South Dakota

State report card

The report card for each state contains the scores it received when we evaluated it for how well it protects patients against sexually abusive doctors. The overall rating is the average of the score the state received in each category. In states with two medical boards, one for osteopathic physicians and the other for medical doctors, the overall rating is based on an average of each board’s scores.

Click on the boxes below to read how South Dakota did on each category — and how we calculated the score for the categories.

47

State rating (out of 100)

  • Board composition: 60
    Are consumer members included to balance physicians’ tendency to identify with their colleagues? More...
    A blueprint developed by The Federation of State Medical Boards recognized the importance of having independent public members on physician-dominated medical regulatory agencies. To assess the composition of disciplinary agencies, the AJC used three measures, with the most weight given to consumer representation. Top grades went to states where public members make up at least 40 percent of the board; where those members represent consumers and where neither they nor their family members have professional or financial ties to health care; and where women hold at least 40 percent of the board seats.
  • Criminal acts: 48
    Are medical regulators and law enforcement made aware of doctors’ criminal conduct? More...
    The medical profession has long recognized the power imbalance between doctors and patients. But only in recent years have states enacted three key laws to try to protect vulnerable patients from dangerous doctors. The AJC considered two of these laws the most important. Top grades went to states where physicians must undergo criminal background checks, with fingerprints, at initial license application and periodically; and where doctor-patient sexual contact has been made a criminal offense in recognition that patients cannot give meaningful consent. In addition, the AJC also rated states on whether medical boards that learn of allegations of criminal conduct must alert law enforcement.

More from South Dakota

Highlighted case

Dr. Marden Lee Brown

In 2003, Brown voluntarily surrendered his license in South Dakota, and the board revoked him for an indefinite period of time.
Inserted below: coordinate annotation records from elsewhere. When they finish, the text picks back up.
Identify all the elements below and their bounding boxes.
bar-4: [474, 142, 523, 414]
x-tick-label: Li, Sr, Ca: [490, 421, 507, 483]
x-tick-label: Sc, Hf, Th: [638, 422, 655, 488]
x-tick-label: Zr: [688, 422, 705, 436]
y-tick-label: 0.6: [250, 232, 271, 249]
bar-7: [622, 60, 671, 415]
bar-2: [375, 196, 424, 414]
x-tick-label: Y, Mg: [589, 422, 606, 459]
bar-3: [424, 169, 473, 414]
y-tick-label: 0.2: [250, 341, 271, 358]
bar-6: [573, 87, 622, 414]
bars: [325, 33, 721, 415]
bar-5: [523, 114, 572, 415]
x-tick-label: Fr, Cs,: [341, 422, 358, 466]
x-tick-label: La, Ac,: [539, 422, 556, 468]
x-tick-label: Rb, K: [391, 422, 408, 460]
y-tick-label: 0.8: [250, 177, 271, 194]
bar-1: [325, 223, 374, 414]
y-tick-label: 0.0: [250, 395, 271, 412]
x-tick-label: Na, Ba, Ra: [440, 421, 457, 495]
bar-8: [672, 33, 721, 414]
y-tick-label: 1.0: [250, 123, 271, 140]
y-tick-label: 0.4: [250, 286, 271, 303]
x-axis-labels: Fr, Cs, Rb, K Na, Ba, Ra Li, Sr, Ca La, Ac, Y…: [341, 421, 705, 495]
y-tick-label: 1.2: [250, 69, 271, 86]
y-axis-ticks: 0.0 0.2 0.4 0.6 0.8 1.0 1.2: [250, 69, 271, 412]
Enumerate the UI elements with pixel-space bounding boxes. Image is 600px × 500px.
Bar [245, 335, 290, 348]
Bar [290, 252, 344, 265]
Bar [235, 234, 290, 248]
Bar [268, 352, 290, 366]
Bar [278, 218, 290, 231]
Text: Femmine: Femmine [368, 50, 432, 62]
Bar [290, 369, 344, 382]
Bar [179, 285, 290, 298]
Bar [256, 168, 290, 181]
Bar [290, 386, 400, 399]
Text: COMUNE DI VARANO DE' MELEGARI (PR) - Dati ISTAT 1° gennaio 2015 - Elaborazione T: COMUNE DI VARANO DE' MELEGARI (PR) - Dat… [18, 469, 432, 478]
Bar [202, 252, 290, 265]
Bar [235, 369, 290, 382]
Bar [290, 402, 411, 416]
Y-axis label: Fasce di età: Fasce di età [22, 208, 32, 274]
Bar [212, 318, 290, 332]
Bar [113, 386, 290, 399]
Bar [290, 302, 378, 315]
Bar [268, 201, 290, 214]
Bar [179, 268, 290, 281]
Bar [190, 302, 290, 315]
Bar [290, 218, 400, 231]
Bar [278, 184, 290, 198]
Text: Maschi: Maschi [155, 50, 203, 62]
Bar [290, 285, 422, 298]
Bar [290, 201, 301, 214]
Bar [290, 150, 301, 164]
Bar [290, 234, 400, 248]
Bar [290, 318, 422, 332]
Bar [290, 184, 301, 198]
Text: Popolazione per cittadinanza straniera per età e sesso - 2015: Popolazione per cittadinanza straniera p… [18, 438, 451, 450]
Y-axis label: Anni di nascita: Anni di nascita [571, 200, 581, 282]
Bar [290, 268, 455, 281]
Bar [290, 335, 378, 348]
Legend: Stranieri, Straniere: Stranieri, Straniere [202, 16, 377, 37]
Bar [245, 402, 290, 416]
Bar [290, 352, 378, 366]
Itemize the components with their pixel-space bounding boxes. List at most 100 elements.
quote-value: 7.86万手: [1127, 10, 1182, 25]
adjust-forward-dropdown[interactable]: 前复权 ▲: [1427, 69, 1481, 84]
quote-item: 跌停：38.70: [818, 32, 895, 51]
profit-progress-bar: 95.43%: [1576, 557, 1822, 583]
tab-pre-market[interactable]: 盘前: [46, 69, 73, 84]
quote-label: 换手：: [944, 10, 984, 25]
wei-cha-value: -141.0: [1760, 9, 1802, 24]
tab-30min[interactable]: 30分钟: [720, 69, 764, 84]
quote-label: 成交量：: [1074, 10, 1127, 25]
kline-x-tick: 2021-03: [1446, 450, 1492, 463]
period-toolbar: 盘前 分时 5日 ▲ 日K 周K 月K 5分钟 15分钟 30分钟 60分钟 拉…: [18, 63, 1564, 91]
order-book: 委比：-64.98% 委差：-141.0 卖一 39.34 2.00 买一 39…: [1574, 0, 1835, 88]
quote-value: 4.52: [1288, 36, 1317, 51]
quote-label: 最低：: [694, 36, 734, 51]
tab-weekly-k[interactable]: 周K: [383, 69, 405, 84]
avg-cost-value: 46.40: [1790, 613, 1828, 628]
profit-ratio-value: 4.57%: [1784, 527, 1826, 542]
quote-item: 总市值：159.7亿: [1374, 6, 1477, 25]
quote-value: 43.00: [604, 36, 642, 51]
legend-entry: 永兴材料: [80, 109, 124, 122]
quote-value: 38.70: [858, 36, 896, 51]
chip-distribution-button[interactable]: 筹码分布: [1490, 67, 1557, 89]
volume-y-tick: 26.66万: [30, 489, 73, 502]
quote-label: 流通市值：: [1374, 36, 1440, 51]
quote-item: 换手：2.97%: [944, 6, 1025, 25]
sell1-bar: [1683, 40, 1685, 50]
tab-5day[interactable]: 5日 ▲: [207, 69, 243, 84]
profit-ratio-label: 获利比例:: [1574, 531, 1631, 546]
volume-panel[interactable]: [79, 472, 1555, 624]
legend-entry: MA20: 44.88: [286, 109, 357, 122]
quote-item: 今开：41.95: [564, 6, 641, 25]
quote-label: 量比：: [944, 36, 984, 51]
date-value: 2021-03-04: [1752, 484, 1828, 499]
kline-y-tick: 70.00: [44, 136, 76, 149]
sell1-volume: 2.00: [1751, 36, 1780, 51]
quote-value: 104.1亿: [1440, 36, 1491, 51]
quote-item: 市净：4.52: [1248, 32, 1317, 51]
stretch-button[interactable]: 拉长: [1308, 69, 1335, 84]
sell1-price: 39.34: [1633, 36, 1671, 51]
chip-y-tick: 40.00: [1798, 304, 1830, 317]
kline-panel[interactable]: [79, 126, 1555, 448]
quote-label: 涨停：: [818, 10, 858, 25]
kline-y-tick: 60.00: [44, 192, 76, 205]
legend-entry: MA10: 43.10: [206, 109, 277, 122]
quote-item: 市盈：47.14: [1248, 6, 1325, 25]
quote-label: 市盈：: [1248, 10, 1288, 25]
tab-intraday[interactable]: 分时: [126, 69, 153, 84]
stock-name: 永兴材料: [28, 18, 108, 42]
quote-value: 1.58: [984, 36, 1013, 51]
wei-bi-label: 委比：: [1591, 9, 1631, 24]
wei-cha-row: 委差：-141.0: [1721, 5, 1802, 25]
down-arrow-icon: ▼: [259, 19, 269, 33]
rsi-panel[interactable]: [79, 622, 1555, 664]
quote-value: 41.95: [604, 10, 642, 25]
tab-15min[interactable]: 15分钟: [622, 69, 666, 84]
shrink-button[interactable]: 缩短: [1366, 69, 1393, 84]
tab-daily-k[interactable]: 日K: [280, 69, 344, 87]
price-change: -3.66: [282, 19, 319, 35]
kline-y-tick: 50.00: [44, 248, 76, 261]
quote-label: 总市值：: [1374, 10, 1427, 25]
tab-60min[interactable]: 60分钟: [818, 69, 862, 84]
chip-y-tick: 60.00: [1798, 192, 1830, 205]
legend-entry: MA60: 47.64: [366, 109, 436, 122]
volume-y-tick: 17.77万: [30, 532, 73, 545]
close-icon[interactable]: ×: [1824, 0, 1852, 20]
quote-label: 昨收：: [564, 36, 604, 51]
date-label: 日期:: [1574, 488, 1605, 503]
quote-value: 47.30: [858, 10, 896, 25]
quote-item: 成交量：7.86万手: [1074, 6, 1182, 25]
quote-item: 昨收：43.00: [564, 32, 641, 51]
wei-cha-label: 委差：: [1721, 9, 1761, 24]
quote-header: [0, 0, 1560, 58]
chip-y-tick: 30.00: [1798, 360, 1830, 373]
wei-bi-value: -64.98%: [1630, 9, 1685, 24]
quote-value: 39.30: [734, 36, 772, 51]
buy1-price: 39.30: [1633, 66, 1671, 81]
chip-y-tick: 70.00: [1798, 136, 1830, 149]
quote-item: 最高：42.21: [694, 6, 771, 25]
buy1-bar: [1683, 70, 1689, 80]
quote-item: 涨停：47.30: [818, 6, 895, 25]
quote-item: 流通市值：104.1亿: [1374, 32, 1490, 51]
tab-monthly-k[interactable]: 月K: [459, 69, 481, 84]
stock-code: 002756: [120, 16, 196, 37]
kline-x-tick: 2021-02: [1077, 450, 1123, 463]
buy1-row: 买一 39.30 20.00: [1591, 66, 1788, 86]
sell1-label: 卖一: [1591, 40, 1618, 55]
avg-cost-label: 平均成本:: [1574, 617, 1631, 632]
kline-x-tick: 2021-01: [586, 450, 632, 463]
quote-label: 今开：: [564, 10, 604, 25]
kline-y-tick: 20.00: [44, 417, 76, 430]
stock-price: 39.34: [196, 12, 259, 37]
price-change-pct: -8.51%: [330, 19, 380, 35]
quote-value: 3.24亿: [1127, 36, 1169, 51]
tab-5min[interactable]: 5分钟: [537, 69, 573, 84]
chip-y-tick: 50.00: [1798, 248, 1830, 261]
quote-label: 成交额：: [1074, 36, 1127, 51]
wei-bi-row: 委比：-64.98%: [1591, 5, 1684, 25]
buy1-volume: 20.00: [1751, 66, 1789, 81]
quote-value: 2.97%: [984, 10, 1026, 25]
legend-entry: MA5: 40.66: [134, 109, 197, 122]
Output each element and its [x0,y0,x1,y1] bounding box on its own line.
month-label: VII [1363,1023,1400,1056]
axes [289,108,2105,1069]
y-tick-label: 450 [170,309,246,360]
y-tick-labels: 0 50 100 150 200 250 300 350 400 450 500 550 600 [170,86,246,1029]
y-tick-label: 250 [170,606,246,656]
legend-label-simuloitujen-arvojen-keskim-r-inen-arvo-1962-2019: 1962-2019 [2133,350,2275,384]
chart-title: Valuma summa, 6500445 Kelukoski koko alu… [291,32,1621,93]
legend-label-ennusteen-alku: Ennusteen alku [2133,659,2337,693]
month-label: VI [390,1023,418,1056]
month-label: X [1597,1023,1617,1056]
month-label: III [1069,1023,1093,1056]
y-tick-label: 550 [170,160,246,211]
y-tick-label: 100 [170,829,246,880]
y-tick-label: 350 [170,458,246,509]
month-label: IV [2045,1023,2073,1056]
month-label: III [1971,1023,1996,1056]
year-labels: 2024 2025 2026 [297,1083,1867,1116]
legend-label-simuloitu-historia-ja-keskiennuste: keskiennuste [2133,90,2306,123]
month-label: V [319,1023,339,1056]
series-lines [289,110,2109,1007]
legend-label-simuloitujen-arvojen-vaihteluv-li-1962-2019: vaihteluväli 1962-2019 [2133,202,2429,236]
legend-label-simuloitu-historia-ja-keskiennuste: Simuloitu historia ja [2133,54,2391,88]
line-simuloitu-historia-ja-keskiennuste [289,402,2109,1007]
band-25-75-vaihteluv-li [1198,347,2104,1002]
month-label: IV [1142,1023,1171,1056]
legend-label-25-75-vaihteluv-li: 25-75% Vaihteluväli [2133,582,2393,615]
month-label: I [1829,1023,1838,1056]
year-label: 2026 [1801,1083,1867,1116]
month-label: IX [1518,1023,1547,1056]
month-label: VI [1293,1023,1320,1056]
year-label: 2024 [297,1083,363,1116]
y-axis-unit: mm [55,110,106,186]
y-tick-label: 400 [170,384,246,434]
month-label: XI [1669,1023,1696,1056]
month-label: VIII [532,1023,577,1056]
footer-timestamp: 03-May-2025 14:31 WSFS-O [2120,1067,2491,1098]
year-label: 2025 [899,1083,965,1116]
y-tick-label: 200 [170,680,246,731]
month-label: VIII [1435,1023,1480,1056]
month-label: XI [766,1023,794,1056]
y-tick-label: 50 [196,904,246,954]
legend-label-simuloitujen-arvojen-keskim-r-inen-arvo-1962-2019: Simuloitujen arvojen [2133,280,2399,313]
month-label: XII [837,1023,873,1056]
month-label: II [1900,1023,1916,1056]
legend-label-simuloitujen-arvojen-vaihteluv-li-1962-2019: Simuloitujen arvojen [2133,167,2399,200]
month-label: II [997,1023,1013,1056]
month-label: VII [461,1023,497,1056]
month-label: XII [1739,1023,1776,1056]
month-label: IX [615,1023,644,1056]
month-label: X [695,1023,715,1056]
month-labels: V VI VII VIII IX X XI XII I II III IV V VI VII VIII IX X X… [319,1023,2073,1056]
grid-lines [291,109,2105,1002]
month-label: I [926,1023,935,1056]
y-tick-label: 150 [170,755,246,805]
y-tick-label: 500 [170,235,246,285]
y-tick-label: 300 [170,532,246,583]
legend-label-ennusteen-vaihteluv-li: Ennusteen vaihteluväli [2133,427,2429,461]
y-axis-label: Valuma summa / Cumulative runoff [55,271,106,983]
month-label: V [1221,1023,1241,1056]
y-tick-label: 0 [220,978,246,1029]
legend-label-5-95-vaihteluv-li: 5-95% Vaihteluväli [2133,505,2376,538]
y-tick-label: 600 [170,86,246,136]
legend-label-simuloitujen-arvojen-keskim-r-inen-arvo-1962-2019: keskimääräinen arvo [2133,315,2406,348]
Learning of those actions, the Montana Board of Medical Examiners sought to find out the underlying reasons, since the doctor also was licensed in that state. But South Dakota wouldn’t tell the Montana medical board, and Brown didn’t respond to the Montana board’s inquiries.

The board eventually found out on its own that in January 2004, Brown was sentenced to prison for 30 years after being convicted on three counts of sexual contact with a child.

Efforts to reach Brown for comment have been unsuccessful.

Researching a doctor

  • Accurate records of sexual abuse accusations against doctors are not always easily accessible. In South Dakota, the best chance of finding problems is to search the order records offered by the South Dakota Board of Medical & Osteopathic Examiners. Please note that license search results typically include all public disciplinary actions, not just those involving sexual misconduct, and can sometimes include vague language. Also, some states deal with some disciplinary issues privately; private board orders are not included.

Complaint process

The board investigates anonymous complaints. But those who file a signed complaint get an acknowledgement and are notified when the board makes a decision on the case. The board's online submission form also advises that the signed complaint may be a matter of public record.

Where to file a complaint

Quoted

“We hold that for tort liability purposes, sexual misconduct falls within the definition of malpractice.”

— South Dakota Supreme Court in a 2000 ruling on a civil case involving a doctor who was appealing a malpractice verdict in which three women who accused him of raping them during exams were awarded $1.5 million. The doctor's insurer then appealed, saying it only covered him for professional services and had no duty to indemnify him for rape. The court ruled that the jury properly found that unorthodox methods he used in the women’s exams fell below the standard of care for physicians and so constituted malpractice. He was acquitted of criminal charges in the case.

Key fact

The state board holds confidential physician hearings from which none of the evidence or testimony is "subject to discovery or disclosure," meaning it cannot be used in action of any kind in court or arbitration. Under state law, "No person in attendance at any hearing of the Board of Examiners considering cancellation, revocation, suspension or limitation of a license,… may be required to testify as to what transpired at such meeting."